The Hackney Charter went on to state that strategies must be developed to deal with the need to intervene in the lives of people actually in crisis, evolved from the experiences of people actually in crisis and of those who have experience of assisting in crisis, and that it is also important to have genuine places of asylum, ‘non-medical, humane, safe, caring places’ where people can explore their own experiences in a secure environment in their own time. I would add that ‘psychotic’ experiences profoundly challenge the usual frameworks that had been guiding our lives and that new explanations are not readily .. We cannot rely on people who have not had such experiences necessarily being able to come up with meaningful explanations.

I wish to end with a couple of quotations which point to the need to consider the wider context of psychiatry. First, Janet Frame in Faces in the Water, 1961: “ One felt like an angler who discerns the ripple of a rainbow fish which will surely die if it stays in foul water. How to trap it without hurting it? But the ripple of humanity may take many forms of protest, depression, exhilaration, violence. It is easier to stun the beautiful fish with a dose of electricity than handle it with care and transfer it to a pool where it will thrive” (p168).

And Kate Millett, author of The Loony Bin Trip, in an article in 1992 in NAPS (National Association of Psychiatric Survivors) News. She claims that we: “… are survivors … of one of the meanest systems of oppression ever developed. We are the ones to tell the truth, to bring the word that mental illness is an illusion, intellectually and scientifically, but also a system of social control of unprecedented thoroughness and pervasiveness.
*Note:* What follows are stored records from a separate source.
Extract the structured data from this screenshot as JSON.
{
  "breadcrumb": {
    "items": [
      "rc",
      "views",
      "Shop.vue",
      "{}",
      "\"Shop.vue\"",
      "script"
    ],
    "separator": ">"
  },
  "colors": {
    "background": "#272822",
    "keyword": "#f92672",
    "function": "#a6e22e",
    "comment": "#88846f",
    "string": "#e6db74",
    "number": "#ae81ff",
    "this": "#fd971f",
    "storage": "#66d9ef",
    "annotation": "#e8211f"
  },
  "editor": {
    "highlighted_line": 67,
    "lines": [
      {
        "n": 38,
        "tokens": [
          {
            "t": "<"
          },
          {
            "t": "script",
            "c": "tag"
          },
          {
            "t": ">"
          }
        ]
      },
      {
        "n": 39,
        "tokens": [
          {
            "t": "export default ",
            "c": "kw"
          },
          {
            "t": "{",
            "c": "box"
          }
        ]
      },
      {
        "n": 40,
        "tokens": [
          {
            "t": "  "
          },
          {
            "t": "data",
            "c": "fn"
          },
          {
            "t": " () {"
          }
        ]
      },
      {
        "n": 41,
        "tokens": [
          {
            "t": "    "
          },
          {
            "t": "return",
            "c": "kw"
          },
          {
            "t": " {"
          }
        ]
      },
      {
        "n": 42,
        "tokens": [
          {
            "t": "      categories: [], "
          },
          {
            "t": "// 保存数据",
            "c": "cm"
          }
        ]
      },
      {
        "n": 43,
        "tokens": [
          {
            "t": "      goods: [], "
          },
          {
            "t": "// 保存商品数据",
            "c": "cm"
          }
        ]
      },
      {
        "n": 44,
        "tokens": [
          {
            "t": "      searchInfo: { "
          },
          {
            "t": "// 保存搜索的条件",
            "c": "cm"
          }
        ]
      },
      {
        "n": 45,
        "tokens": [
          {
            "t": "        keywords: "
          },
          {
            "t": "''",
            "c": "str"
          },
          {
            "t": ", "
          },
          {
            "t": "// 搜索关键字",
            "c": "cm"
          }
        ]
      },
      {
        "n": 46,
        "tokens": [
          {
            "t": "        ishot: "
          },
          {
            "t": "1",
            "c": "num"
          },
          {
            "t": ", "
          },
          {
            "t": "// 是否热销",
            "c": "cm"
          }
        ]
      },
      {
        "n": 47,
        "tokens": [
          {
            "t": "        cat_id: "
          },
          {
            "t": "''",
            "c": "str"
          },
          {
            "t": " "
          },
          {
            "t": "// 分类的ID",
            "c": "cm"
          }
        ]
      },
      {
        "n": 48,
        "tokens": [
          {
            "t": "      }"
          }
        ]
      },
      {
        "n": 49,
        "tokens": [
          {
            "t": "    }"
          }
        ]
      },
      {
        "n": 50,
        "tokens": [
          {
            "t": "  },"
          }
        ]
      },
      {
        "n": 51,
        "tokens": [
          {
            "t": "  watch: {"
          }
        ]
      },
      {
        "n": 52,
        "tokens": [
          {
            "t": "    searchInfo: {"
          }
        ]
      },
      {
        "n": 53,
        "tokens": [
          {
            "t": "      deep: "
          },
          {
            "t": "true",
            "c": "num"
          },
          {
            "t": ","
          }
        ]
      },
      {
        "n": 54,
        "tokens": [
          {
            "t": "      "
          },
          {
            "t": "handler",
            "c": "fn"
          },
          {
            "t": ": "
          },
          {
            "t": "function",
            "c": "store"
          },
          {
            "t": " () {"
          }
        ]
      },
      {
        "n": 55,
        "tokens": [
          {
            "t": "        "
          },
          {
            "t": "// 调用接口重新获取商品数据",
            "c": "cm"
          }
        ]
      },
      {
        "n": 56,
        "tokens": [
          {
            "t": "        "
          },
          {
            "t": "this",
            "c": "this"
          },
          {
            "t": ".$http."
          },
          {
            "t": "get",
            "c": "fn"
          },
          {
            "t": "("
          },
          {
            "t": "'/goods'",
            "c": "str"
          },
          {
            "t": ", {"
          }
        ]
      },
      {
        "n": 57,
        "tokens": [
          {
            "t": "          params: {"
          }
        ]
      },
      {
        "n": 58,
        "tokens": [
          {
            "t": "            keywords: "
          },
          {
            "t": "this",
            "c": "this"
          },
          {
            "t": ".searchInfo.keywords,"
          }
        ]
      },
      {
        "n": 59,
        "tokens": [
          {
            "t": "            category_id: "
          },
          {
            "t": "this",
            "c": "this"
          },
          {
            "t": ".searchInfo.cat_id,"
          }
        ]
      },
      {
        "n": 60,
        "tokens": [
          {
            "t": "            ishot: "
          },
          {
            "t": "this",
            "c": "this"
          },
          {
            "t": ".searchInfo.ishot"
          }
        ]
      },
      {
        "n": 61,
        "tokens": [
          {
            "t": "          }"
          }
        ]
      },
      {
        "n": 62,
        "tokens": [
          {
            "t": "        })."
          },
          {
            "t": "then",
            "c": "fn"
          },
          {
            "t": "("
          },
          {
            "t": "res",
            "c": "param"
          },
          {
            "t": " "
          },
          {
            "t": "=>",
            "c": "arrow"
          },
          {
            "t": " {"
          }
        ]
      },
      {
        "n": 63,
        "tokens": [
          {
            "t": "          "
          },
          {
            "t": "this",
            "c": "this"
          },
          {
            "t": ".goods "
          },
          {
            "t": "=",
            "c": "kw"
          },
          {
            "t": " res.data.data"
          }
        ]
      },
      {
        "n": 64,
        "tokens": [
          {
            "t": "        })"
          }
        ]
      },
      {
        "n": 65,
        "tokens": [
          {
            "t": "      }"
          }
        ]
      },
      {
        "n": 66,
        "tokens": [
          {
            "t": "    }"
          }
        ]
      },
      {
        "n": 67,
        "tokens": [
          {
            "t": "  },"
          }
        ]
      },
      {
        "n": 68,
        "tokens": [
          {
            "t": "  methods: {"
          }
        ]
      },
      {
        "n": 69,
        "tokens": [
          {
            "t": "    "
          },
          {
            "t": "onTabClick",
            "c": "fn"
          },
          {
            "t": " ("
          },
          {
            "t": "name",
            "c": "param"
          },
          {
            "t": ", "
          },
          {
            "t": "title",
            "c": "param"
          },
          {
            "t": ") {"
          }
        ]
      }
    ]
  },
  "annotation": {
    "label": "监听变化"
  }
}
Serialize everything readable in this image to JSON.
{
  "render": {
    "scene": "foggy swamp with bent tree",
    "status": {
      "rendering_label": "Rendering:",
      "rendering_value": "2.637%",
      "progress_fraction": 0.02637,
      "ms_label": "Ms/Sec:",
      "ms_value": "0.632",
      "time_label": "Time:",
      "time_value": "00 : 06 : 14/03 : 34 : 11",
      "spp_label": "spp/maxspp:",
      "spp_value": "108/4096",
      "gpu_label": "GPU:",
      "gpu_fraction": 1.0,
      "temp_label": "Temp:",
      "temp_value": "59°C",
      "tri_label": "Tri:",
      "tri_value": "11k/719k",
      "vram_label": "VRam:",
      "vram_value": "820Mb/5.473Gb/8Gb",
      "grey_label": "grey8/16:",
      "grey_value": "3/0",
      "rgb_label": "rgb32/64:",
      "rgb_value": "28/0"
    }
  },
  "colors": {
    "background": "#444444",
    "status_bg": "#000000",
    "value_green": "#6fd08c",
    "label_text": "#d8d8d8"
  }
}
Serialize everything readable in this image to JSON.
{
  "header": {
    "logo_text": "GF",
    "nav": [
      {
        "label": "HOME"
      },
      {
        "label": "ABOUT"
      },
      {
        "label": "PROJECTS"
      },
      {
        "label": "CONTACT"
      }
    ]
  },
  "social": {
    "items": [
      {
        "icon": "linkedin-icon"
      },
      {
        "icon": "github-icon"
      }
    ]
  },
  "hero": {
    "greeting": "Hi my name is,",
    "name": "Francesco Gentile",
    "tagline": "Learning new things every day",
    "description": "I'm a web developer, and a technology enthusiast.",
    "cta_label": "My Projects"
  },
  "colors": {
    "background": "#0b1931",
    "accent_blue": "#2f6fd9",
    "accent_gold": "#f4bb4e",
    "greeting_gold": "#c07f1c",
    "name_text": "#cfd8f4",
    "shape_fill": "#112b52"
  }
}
It is our role to expose this illusion, while freeing all of us, for we are all constrained and oppressed, limited, intimidated by this phantom of mental illness.”

Of course, this is Kate Millet’s personal political point of view. Many people do find a diagnosis of ‘mental illness’ and associated treatments helpful, being more concerned about stigma, discrimination and exclusion (not helped by the word ‘schizophrenia’) but one thing my circle of friends has confirmed to me is that despite some common experiences of ‘psychosis’ we cannot be simply be categorised (usually in terms of deficits, or dysfunctions). We remain varied in our personalities, our outlooks, our politics, our beliefs, the ways in which we try to deal with our experiences …

I am hopeful the Inquiry will find and represent this broad perspective. It is hugely encouraging to me to see issues around “psychosis” being returned to just at a time when it had seemed to me that the medical model has returned to widespread acceptance and that all the effort to, for example, talk of ‘mental distress’ as a challenge to ‘mental illness’ in the 1980s/90s (including a recognition that it was not enough to talk solely of ‘distress’) had been lost.